China releases prominent Protestant church activist
SHANGHAI, China -- A prominent activist in China's underground Protestant church has been released from a labor camp after serving a two-year sentence, a U.S.-based monitoring group reported Wednesday. Zhang Yinan, 47, left a camp near the central China city of Zhengzhou on Sunday, according to the China Aid Association, headquartered in Midland, Texas. China's officially atheistic Communist authorities allow worship only in tightly controlled state churches, and those who meet outside are routinely harassed and fined, and sometimes sent to labor camps.
SAO PAULO, Brazil -- Brazilian police recovered about $4.3 million of the $70 million stolen last month in a heist from Brazil's Central Bank, making five arrests Wednesday in one of the world's biggest bank robberies. Authorities raided a middle-class home in the northeastern city of Fortaleza, where the bank heist occurred, and found the money hidden in a hole in the floor, federal police said in a statement.

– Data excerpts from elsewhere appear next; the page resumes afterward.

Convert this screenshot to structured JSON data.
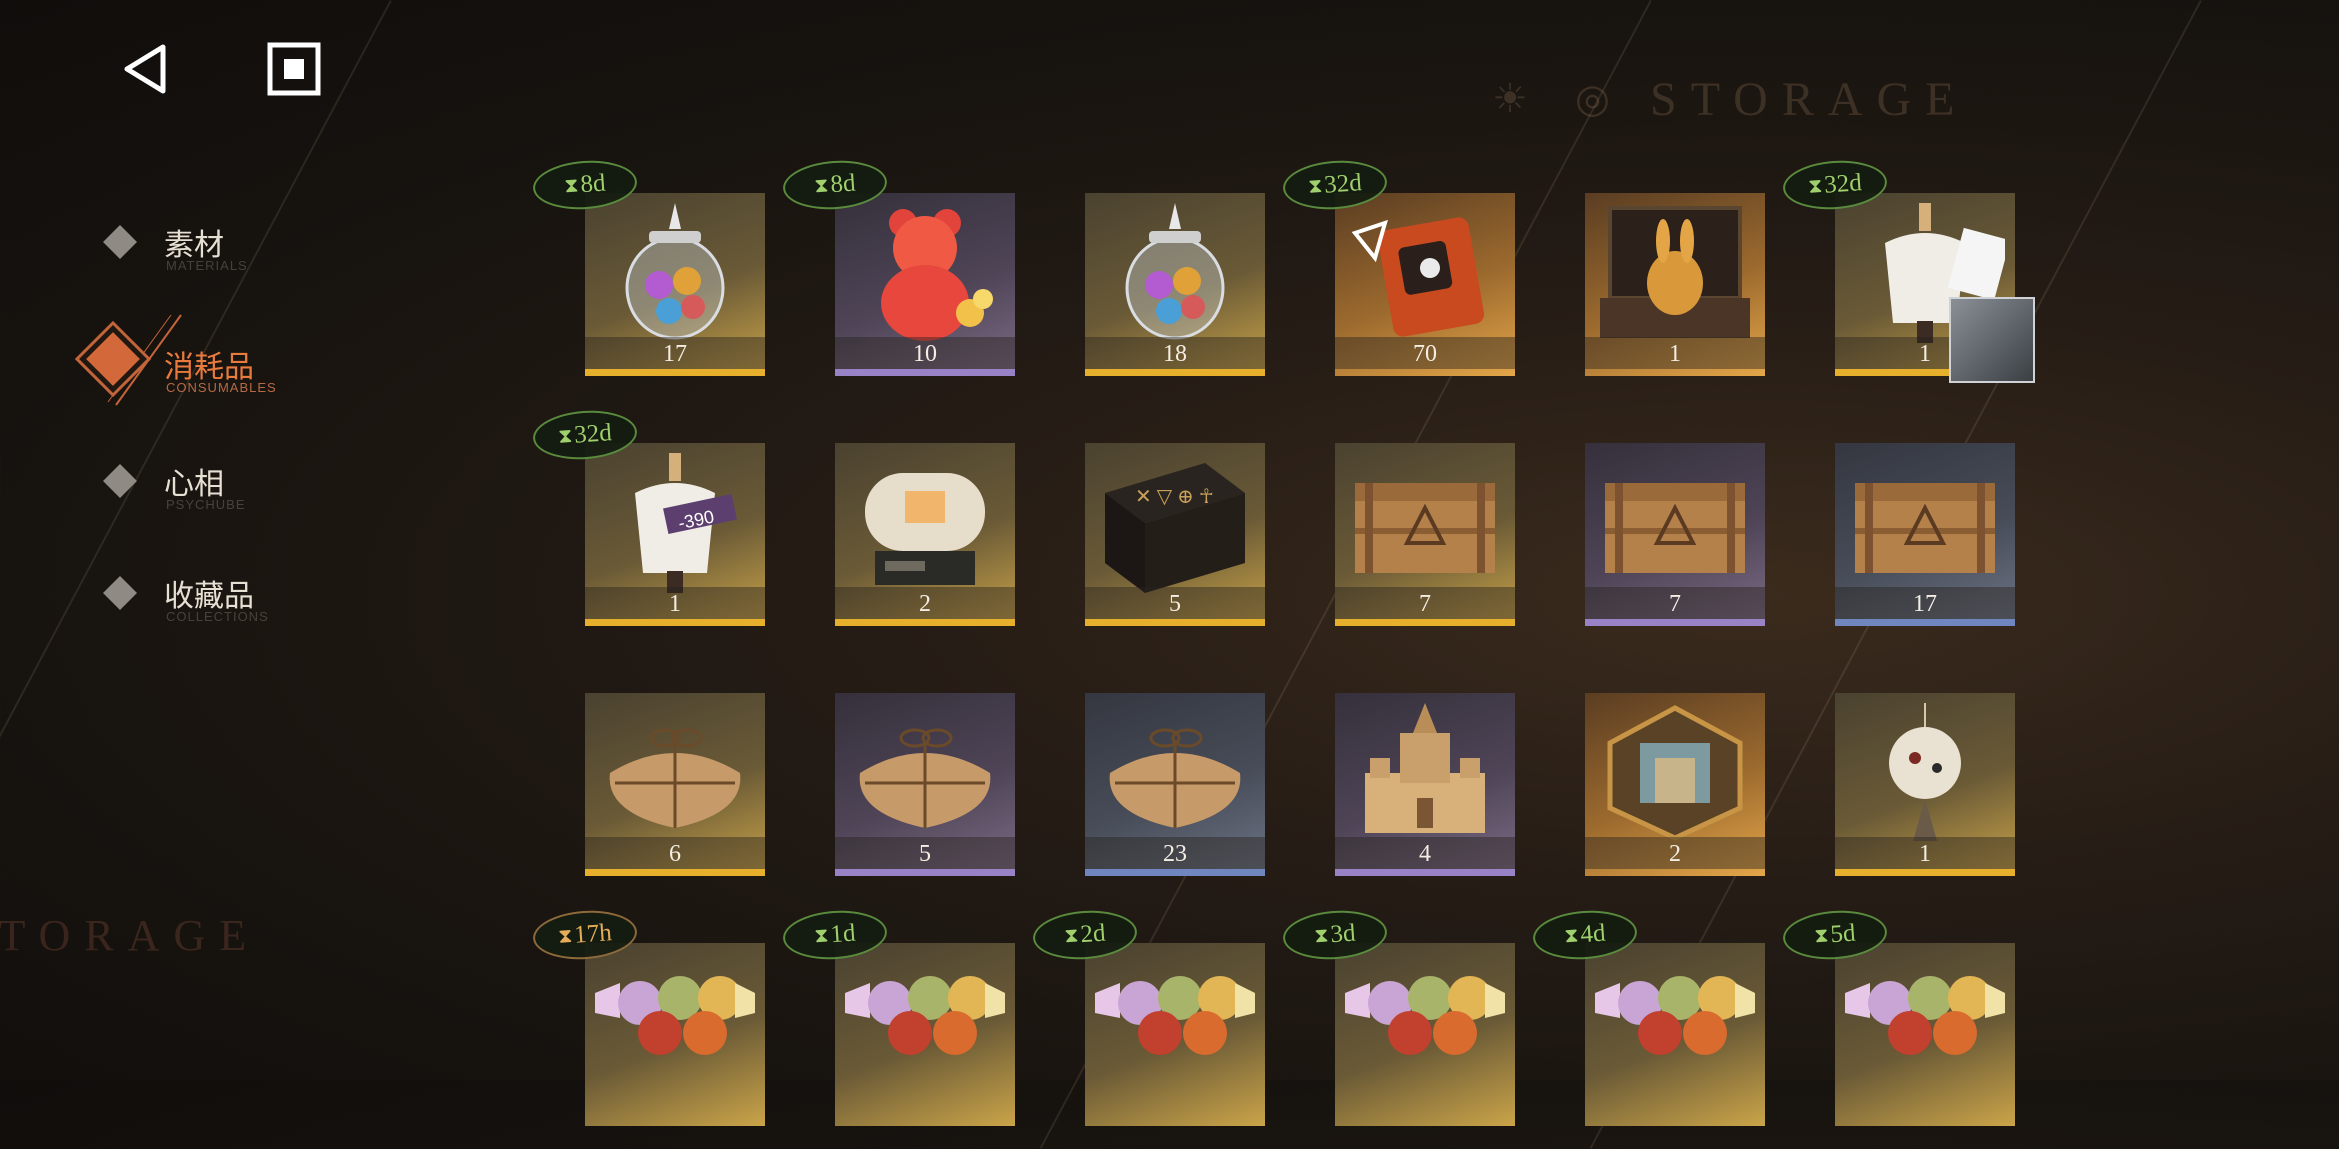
{
  "header": {
    "watermark_top": "STORAGE",
    "watermark_bottom": "STORAGE"
  },
  "nav": {
    "back_icon": "triangle-back-icon",
    "home_icon": "square-home-icon"
  },
  "sidebar": {
    "items": [
      {
        "label": "素材",
        "sub": "MATERIALS",
        "active": false
      },
      {
        "label": "消耗品",
        "sub": "CONSUMABLES",
        "active": true
      },
      {
        "label": "心相",
        "sub": "PSYCHUBE",
        "active": false
      },
      {
        "label": "收藏品",
        "sub": "COLLECTIONS",
        "active": false
      }
    ]
  },
  "colors": {
    "accent": "#e87a3e",
    "timer_green": "#9fd06d",
    "timer_orange": "#e5ad5a",
    "rarity_gold": "#e6b02c",
    "rarity_purple": "#9a82c7",
    "rarity_blue": "#6f86be"
  },
  "items": [
    {
      "name": "jar-of-candies-icon",
      "count": "17",
      "rarity": "gold",
      "timer": "8d"
    },
    {
      "name": "red-gummy-bear-icon",
      "count": "10",
      "rarity": "purple",
      "timer": "8d"
    },
    {
      "name": "jar-of-candies-icon",
      "count": "18",
      "rarity": "gold",
      "timer": ""
    },
    {
      "name": "orange-device-icon",
      "count": "70",
      "rarity": "orange",
      "timer": "32d"
    },
    {
      "name": "golden-rabbit-box-icon",
      "count": "1",
      "rarity": "orange",
      "timer": ""
    },
    {
      "name": "mannequin-with-portrait-icon",
      "count": "1",
      "rarity": "gold",
      "timer": "32d"
    },
    {
      "name": "mannequin-coupon-icon",
      "count": "1",
      "rarity": "gold",
      "timer": "32d"
    },
    {
      "name": "capsule-machine-icon",
      "count": "2",
      "rarity": "gold",
      "timer": ""
    },
    {
      "name": "rune-chest-icon",
      "count": "5",
      "rarity": "gold",
      "timer": ""
    },
    {
      "name": "wooden-crate-icon",
      "count": "7",
      "rarity": "gold",
      "timer": ""
    },
    {
      "name": "wooden-crate-icon",
      "count": "7",
      "rarity": "purple",
      "timer": ""
    },
    {
      "name": "wooden-crate-icon",
      "count": "17",
      "rarity": "blue",
      "timer": ""
    },
    {
      "name": "paper-parcel-icon",
      "count": "6",
      "rarity": "gold",
      "timer": ""
    },
    {
      "name": "paper-parcel-icon",
      "count": "5",
      "rarity": "purple",
      "timer": ""
    },
    {
      "name": "paper-parcel-icon",
      "count": "23",
      "rarity": "blue",
      "timer": ""
    },
    {
      "name": "sand-castle-icon",
      "count": "4",
      "rarity": "purple",
      "timer": ""
    },
    {
      "name": "hexagon-badge-icon",
      "count": "2",
      "rarity": "orange",
      "timer": ""
    },
    {
      "name": "hanging-ornament-icon",
      "count": "1",
      "rarity": "gold",
      "timer": ""
    },
    {
      "name": "wrapped-candies-icon",
      "count": "",
      "rarity": "gold",
      "timer": "17h"
    },
    {
      "name": "wrapped-candies-icon",
      "count": "",
      "rarity": "gold",
      "timer": "1d"
    },
    {
      "name": "wrapped-candies-icon",
      "count": "",
      "rarity": "gold",
      "timer": "2d"
    },
    {
      "name": "wrapped-candies-icon",
      "count": "",
      "rarity": "gold",
      "timer": "3d"
    },
    {
      "name": "wrapped-candies-icon",
      "count": "",
      "rarity": "gold",
      "timer": "4d"
    },
    {
      "name": "wrapped-candies-icon",
      "count": "",
      "rarity": "gold",
      "timer": "5d"
    }
  ]
}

Police were still counting the money, but spokeswoman Patricia Ferreira said the initial estimate was that $4.3 million had been recovered. Five suspects were taken into custody Wednesday. Three other suspects were arrested eight days ago. The thieves spent three months tunneling under a busy city avenue in Fortaleza to break into the Central Bank vault and steal the equivalent of $70 million in Brazilian currency. The heist took place sometime during the weekend of Aug. 6-8.
KIEV, Ukraine -- Ukrainian authorities found radioactive material believed stolen from the now-defunct Chernobyl nuclear power plant a decade ago, an official said Wednesday. Security officers discovered a plastic bag with 14 pieces of nuclear fuel during a routine search of the damaged reactor's perimeter last week, said plant spokesman Stanislav Shektela. The pieces included part of a fuel rod and small pipes. He said the radioactive material "was probably missing since 1995," when a group of people was arrested and convicted of stealing nuclear fuel from the destroyed reactor's central hall. Experts are now trying to positively identify the material while police investigate, Shektela said. The material was probably left in the compound when additional security measures to detect radiation were installed, Shektela said.
BEIRUT, Lebanon -- FBI agents sifted through the debris Wednesday of the latest in a spate of bombings in Lebanon, American involvement certain to unnerve Syria as it comes under stepped-up U.S. pressure to stay out of its neighbor's business. Until now, Lebanon had shied away from seeking direct U.S. assistance, although federal agents investigated a bombing in June and a U.N. probe is underway in the assassination of former Premier Rafik Hariri. But the difficulty the government has encountered in identifying those behind the explosions since Hariri's murder in February has led authorities to turn to Washington for help. Not a single arrest has been made in connection with the blasts.